Sarpten, eğitimin bilimsel ve pedagojik temellere dayalı yönetilmesi gerektiğini vurgularken, siyasi kaygılar nedeniyle bu prensiplerin göz ardı edildiğini ifade etti.
EĞİTİM SİSTEMİNDE DERİNLEŞEN SORUNLAR
Sarpten, eğitim sisteminin sorunlarının yıllar içinde daha da büyüdüğünü söyledi.
“Eğitim bir bilimdir ve pedagojik kriterlere göre yönetilmelidir. Ancak siyasi kaygılar bu temel ilkeleri gölgede bırakıyor” dedi.
Sarpten, okulların bir hafta geç açılması gibi durumların da bu plansızlığın bir göstergesi olduğunu belirterek, “Bir haftanın yaratacağı aksaklıklar hesaplanmadan kararlar alınıyor. Eğer plan yoksa, program yoksa ortada eğitim de yok demektir” ifadelerini kullandı.
DEPREM SONRASI PLANSIZ ADIMLAR
Sarpten, 6 Şubat depreminden sonra kamu okul binalarının yenilenmesi gerektiğinin gündeme geldiğini, ancak bu konuda atılan adımların plansız olduğunu vurguladı.
Eğitim bilimci Salih Sarpten “Bakanlığın attığı adımları desteklemek lazım, ancak konteyner sınıfların kalıcı çözüm gibi görülmesi eğitime vurulmuş en büyük darbedir. Okul binalarının yerine geçici çözümler üretmek, kamu eğitiminin kalitesini daha da düşürüyor. Bazı okulların bahçesine konan konteynerlerler bunun bir örneği… Bu, eğitimi geriye götüren bir uygulama” diye konuştu.
Sarpten ayrıca, okul ihtiyaçlarına yönelik yapılan bazı yatırımların yanlış yönlendirildiğini belirterek, “Kafeteryalar veya yardımcı nitelikteki binalar sınıf gibi kullanılıyor. Bu, eğitimin ciddiyetini ve kalitesini zedeliyor” dedi.
KAMU EĞİTİMİ VE BECERİLERİN GERİLEMESİ
Sarpten’in asıl endişesi ise kamu okullarındaki öğrencilerin uluslararası düzeydeki beceri eksiklikleri…
Sarpten, “10 yaş grubundaki çocuklarımız, başka ülkelerdeki akranlarına göre çok geride. Bu, eğitim sistemimizin en büyük sorunu. Lise son sınıfa gelen bir öğrenci, bir müzik aleti çalmadan mezun oluyor, bir kez bile mikroskoba bakmadan okul hayatını tamamlıyor. Bu nasıl bir sistemdir?” diyerek eğitimdeki kalite sorunlarına dikkat çekti.

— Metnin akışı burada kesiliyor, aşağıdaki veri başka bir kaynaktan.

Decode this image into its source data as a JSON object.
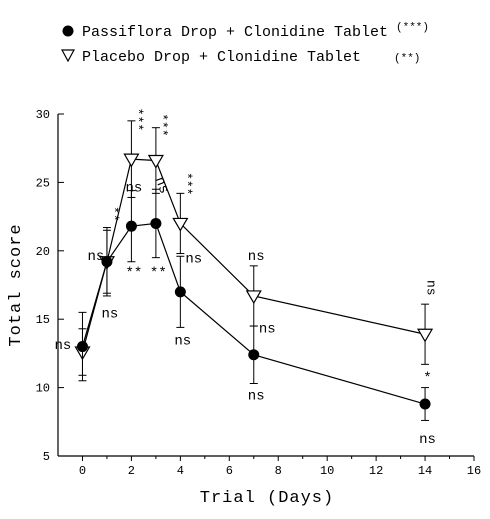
{
  "chart_data": {
    "type": "line",
    "xlabel": "Trial (Days)",
    "ylabel": "Total score",
    "xlim": [
      -1,
      16
    ],
    "ylim": [
      5,
      30
    ],
    "xticks": [
      0,
      2,
      4,
      6,
      8,
      10,
      12,
      14,
      16
    ],
    "yticks": [
      5,
      10,
      15,
      20,
      25,
      30
    ],
    "legend_position": "top-left",
    "series": [
      {
        "name": "Passiflora Drop + Clonidine Tablet",
        "significance": "(***)",
        "marker": "filled-circle",
        "color": "#000000",
        "x": [
          0,
          1,
          2,
          3,
          4,
          7,
          14
        ],
        "y": [
          13.0,
          19.2,
          21.8,
          22.0,
          17.0,
          12.4,
          8.8
        ],
        "err": [
          2.5,
          2.3,
          2.6,
          2.5,
          2.6,
          2.1,
          1.2
        ]
      },
      {
        "name": "Placebo Drop + Clonidine Tablet",
        "significance": "(**)",
        "marker": "open-triangle-down",
        "color": "#000000",
        "x": [
          0,
          1,
          2,
          3,
          4,
          7,
          14
        ],
        "y": [
          12.6,
          19.2,
          26.7,
          26.6,
          22.0,
          16.7,
          13.9
        ],
        "err": [
          1.7,
          2.5,
          2.8,
          2.4,
          2.2,
          2.2,
          2.2
        ]
      }
    ],
    "annotations": [
      {
        "text": "ns",
        "x": -0.8,
        "y": 13.2
      },
      {
        "text": "ns",
        "x": 0.55,
        "y": 19.7
      },
      {
        "text": "**",
        "x": 1.12,
        "y": 22.7,
        "vertical": true
      },
      {
        "text": "ns",
        "x": 1.12,
        "y": 15.5
      },
      {
        "text": "***",
        "x": 2.1,
        "y": 29.6,
        "vertical": true
      },
      {
        "text": "ns",
        "x": 2.1,
        "y": 24.7
      },
      {
        "text": "**",
        "x": 2.1,
        "y": 18.5
      },
      {
        "text": "***",
        "x": 3.1,
        "y": 29.2,
        "vertical": true
      },
      {
        "text": "ns",
        "x": 3.1,
        "y": 24.7,
        "rotated": true
      },
      {
        "text": "**",
        "x": 3.1,
        "y": 18.5
      },
      {
        "text": "***",
        "x": 4.1,
        "y": 24.9,
        "vertical": true
      },
      {
        "text": "ns",
        "x": 4.55,
        "y": 19.5
      },
      {
        "text": "ns",
        "x": 4.1,
        "y": 13.5
      },
      {
        "text": "ns",
        "x": 7.1,
        "y": 19.7
      },
      {
        "text": "ns",
        "x": 7.55,
        "y": 14.4
      },
      {
        "text": "ns",
        "x": 7.1,
        "y": 9.5
      },
      {
        "text": "ns",
        "x": 14.1,
        "y": 17.3,
        "vertical": true
      },
      {
        "text": "*",
        "x": 14.1,
        "y": 10.8
      },
      {
        "text": "ns",
        "x": 14.1,
        "y": 6.3
      }
    ]
  }
}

Sarpten, dünyadaki eğitimdeki dönüşüm ve yeniliklerin takip edilmediğini savunarak, “Girişimcilik, medya okuryazarlığı, yapay zeka gibi konular müfredatımızda yer bulmuyor. Dünyada genç insanlar, akademisyenlerin ortaya koyamadığı fikirleri sunarken, biz hala yerimizde sayıyoruz” şeklinde konuştu.